So, your relationship came to an end; we’ve all been there. It’s safe to say that the “dumpee” and the “dumper” have radically different roles in a breakup, and oftentimes, it’s tough to deal when you’re the dumpee.
While you oscillate between wallowing in self-pity and random fits of anger, at least take comfort in the fact that you are not alone in your plight.
I’ve heard that it takes half the time you dated someone to truly get over the person. In this time, your emotional range will be erratic and unpredictable. Much like the stages of grief, there are stages that every person must take while navigating a breakup.
Sexual Healing
Depending on the severity of the breakup, chances are, you will hook up with your ex again. You’re already comfortable with each other, the sex was probably satisfying and, more often than not, on a night when prospects are slim, an ex is your easiest option (no pun intended). A common slip up with this, however, is that people often allow themselves to believe that maintaining a purely sexual relationship with an ex is possible.

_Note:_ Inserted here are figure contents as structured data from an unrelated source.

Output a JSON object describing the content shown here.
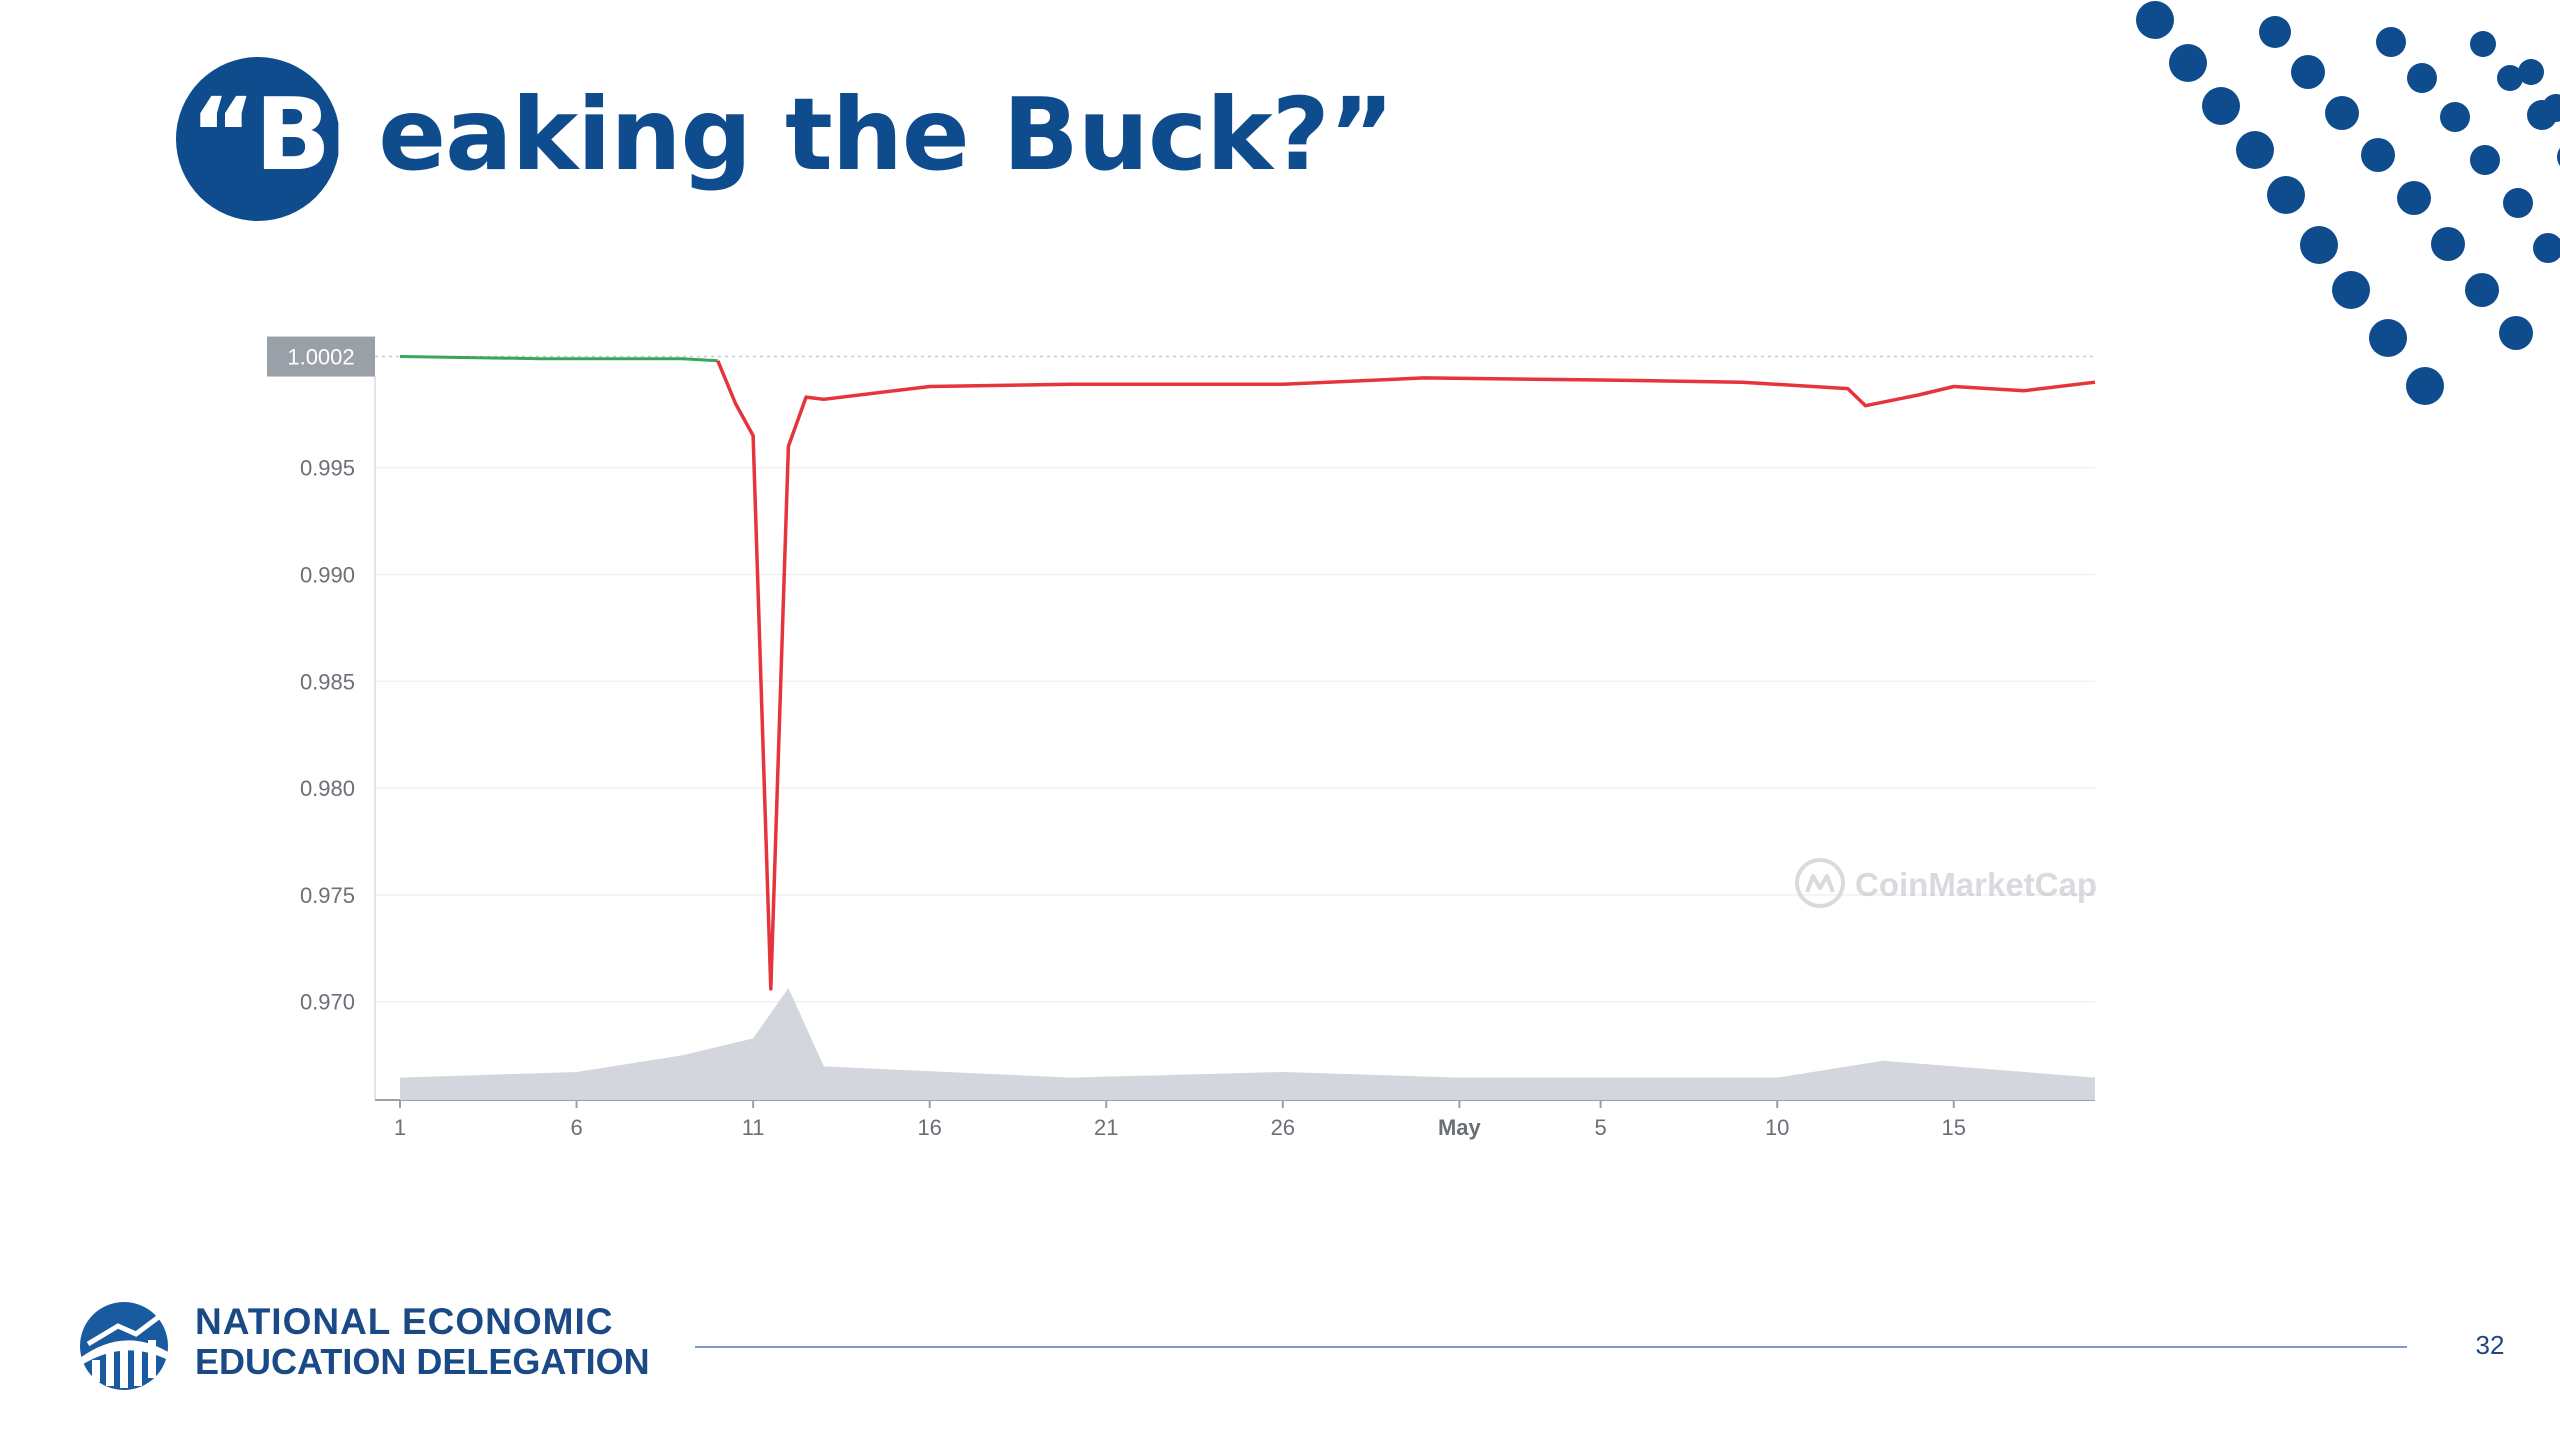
{
  "slide": {
    "title_prefix": "“Br",
    "title_rest": "eaking the Buck?”",
    "page_number": "32"
  },
  "branding": {
    "org_line1": "NATIONAL ECONOMIC",
    "org_line2": "EDUCATION DELEGATION",
    "logo_icon": "need-logo-icon",
    "watermark": "CoinMarketCap",
    "watermark_icon": "coinmarketcap-icon"
  },
  "colors": {
    "brand_navy": "#0e4c8e",
    "price_down": "#e5343c",
    "price_up": "#3aa55c",
    "volume": "#d3d6dd",
    "current_price_tag": "#9aa0a8"
  },
  "chart_data": {
    "type": "line",
    "title": "",
    "xlabel": "",
    "ylabel": "",
    "ylim": [
      0.9654,
      1.0006
    ],
    "yticks": [
      0.97,
      0.975,
      0.98,
      0.985,
      0.99,
      0.995
    ],
    "ytick_labels": [
      "0.970",
      "0.975",
      "0.980",
      "0.985",
      "0.990",
      "0.995"
    ],
    "current_price_label": "1.0002",
    "current_price": 1.0002,
    "xlim": [
      "2022-04-01",
      "2022-05-19"
    ],
    "xticks": [
      "2022-04-01",
      "2022-04-06",
      "2022-04-11",
      "2022-04-16",
      "2022-04-21",
      "2022-04-26",
      "2022-05-01",
      "2022-05-05",
      "2022-05-10",
      "2022-05-15"
    ],
    "xtick_labels": [
      "1",
      "6",
      "11",
      "16",
      "21",
      "26",
      "May",
      "5",
      "10",
      "15"
    ],
    "grid": true,
    "series": [
      {
        "role": "price",
        "x": [
          "2022-04-01",
          "2022-04-05",
          "2022-04-09",
          "2022-04-10",
          "2022-04-10T12:00",
          "2022-04-11",
          "2022-04-11T12:00",
          "2022-04-12",
          "2022-04-12T12:00",
          "2022-04-13",
          "2022-04-16",
          "2022-04-20",
          "2022-04-26",
          "2022-04-30",
          "2022-05-05",
          "2022-05-09",
          "2022-05-12",
          "2022-05-12T12:00",
          "2022-05-14",
          "2022-05-15",
          "2022-05-17",
          "2022-05-19"
        ],
        "y": [
          1.0002,
          1.0001,
          1.0001,
          1.0,
          0.998,
          0.9965,
          0.9706,
          0.996,
          0.9983,
          0.9982,
          0.9988,
          0.9989,
          0.9989,
          0.9992,
          0.9991,
          0.999,
          0.9987,
          0.9979,
          0.9984,
          0.9988,
          0.9986,
          0.999
        ]
      },
      {
        "role": "volume",
        "x": [
          "2022-04-01",
          "2022-04-06",
          "2022-04-09",
          "2022-04-11",
          "2022-04-12",
          "2022-04-13",
          "2022-04-20",
          "2022-04-26",
          "2022-05-01",
          "2022-05-10",
          "2022-05-13",
          "2022-05-19"
        ],
        "y": [
          0.2,
          0.25,
          0.4,
          0.55,
          1.0,
          0.3,
          0.2,
          0.25,
          0.2,
          0.2,
          0.35,
          0.2
        ]
      }
    ]
  }
}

Unfortunately, these sexual adventures often come with a messy little thing called baggage. Eventually, regardless of how good the sex is, one of you will remember why things ended in the first place and it will feel like you’ve broken up all over again.
Crazy Train
It’s 3:30 am and you finally thought of the perfect comeback for that snarky comment your ex made a few days ago, so naturally, you text him or her. It is absolutely normal to want to cling to familiarity, but unfortunately, it makes you look somewhat crazy when you decided to rapid-fire text or call an ex. Whatever motivation you have for acting this way, when the dust settles, you’ll likely feel embarrassed and full of regret.
Open for Business
Maybe it seems clichéd, but the best way to get over someone is to get under someone else. A little promiscuity never hurt anyone, and this stage is all about using copious amounts of casual sex to mask the hurt and anger that you’re most likely feeling. When your hands are full with someone else, it may feel easier to forget about that bad situation — for at least a little while.
Pining for the Past
It seems that, as a society, we collectively romanticize certain aspects of our past. Even when we know that deep down, things weren’t all that great, we still give in to nostalgia.
At some point during the healing process, you’ll start to dwell on the good times. This is dangerous because, without proper strength and willpower, you may end up back on the crazy train. The best way to navigate this stage is to be realistic about why things ended. Your significant other probably wasn’t a monster, but there was likely a reason things didn’t work out. Dwell on that instead.
Amnesia
This final stage of relationship grief occurs simply when you become indifferent. His or her name is no longer a daily thought and your ex’s life will cease to concern you.
While breakups are tough, know that there’s a reason the people from your past don’t make it to your future.